Quarta sessão da Semana Médico-Social

Continuando a série de conferências da Semana Médico-Social, no dia 2 de novembro, às 21 horas, no recinto do Consistório, efetuou-se a quarta sessão, que teve grande concorrência.

Fez-se ouvir, em interessante palestra, o prof. Benedito Montenegro, figura de evidência no campo da medida cirúrgica brasileira.

Presidiu a solenidade, como das outras vezes, o prof. Clementino Franga, ocupando os demais lugares da mesa os srs. mons. Luiz Gonzaga Rizzo, representando o bispo diocesano; Benedito Gonçalves, provedor da Santa Casa; prof. Ernesto de Sousa Campos, dr. A. Guilherme Gonçalves, vice-diretor clínico da Santa Casa; dr. Gervásio Bonavides, prof. Benedito Montenegro e dr. Carlos Moreira Gomes.

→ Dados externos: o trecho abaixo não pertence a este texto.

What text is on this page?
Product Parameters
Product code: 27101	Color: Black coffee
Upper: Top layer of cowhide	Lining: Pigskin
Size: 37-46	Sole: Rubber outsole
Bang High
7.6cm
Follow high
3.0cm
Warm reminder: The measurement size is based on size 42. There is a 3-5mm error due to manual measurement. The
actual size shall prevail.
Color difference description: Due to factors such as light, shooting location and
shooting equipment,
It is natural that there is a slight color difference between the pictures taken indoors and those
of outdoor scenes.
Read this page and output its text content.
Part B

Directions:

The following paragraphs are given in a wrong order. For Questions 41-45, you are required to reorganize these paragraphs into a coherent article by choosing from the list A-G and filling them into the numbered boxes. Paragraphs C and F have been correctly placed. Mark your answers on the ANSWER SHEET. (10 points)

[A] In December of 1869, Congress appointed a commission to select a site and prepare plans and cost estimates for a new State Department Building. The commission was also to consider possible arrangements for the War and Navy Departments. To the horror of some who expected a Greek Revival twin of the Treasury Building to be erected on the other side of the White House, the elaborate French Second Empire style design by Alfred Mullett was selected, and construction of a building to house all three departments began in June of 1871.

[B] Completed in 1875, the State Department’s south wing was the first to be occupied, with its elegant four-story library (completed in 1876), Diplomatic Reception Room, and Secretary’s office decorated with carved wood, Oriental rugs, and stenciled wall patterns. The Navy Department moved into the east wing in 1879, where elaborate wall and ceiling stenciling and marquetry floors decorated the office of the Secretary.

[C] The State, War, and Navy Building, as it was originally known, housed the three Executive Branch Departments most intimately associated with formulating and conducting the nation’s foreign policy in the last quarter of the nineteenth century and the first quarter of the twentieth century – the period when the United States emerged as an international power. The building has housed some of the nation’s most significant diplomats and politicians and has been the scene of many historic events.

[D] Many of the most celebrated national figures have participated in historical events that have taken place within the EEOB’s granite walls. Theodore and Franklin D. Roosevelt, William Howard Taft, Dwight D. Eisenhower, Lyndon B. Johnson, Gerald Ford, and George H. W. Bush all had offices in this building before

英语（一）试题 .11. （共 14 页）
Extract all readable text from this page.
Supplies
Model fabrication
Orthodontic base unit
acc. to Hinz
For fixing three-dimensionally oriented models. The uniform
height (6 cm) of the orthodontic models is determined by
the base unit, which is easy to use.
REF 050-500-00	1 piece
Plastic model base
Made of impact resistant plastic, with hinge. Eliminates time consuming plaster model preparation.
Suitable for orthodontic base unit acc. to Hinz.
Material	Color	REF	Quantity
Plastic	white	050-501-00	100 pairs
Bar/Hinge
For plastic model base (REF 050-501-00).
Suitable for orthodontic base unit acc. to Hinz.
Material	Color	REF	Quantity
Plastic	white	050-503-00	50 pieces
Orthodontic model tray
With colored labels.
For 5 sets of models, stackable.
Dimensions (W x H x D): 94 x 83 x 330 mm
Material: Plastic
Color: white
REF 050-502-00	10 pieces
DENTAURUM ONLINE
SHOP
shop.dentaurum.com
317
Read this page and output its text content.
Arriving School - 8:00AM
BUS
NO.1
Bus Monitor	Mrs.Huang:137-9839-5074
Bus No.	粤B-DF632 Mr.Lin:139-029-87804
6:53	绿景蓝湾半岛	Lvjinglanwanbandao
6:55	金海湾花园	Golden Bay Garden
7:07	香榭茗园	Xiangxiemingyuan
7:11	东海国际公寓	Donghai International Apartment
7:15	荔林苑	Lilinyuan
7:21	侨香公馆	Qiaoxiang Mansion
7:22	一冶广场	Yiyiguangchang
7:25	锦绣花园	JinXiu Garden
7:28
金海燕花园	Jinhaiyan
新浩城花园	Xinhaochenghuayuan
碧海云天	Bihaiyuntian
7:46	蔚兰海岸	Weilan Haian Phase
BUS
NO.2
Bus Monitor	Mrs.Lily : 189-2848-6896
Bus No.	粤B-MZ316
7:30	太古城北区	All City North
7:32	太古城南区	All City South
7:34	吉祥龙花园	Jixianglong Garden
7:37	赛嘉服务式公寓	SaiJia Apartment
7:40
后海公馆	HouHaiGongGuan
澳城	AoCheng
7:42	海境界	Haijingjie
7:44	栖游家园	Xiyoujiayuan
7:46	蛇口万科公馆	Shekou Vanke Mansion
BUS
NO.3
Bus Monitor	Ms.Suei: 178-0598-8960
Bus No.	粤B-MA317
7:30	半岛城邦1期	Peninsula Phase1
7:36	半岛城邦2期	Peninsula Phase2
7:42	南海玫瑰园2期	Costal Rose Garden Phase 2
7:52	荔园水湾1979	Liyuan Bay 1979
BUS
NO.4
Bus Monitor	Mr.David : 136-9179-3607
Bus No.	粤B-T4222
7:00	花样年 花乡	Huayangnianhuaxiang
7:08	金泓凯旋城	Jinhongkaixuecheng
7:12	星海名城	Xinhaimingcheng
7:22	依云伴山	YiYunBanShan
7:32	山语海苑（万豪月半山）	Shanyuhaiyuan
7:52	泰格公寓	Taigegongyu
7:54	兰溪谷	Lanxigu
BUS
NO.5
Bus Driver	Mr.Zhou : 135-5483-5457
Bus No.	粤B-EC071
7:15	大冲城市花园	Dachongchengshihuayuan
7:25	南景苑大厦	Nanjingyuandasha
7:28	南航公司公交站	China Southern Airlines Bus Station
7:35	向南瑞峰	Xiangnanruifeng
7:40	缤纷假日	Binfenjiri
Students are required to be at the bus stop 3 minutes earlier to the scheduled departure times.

Saudação ao prof. Benedito Montenegro

Em nome da Irmandade da Santa Casa da Misericórdia, o dr. Carlos Moreira Gomes saudou o prof. Benedito Montenegro, que traçou a biografia do ilustre homem de ciência, desde seus estudos primários em Jaú.

O prof. Benedito Montenegro bacharelou-se na Universidade de Pensylvania, nos Estados Unidos, regressando ao Brasil em 1919, quando revalidou seu diploma. Médico da Santa Casa de S. Paulo, adjunto do dr. Arnaldo de Carvalho e hoje prof. da Faculdade de Medicina da Universidade da capital, fez parte de várias missões científicas enviadas à Europa, dispondo de distinções honoríficas conferidas pelos Estados Unidos, Argentina, Chile e por outros países.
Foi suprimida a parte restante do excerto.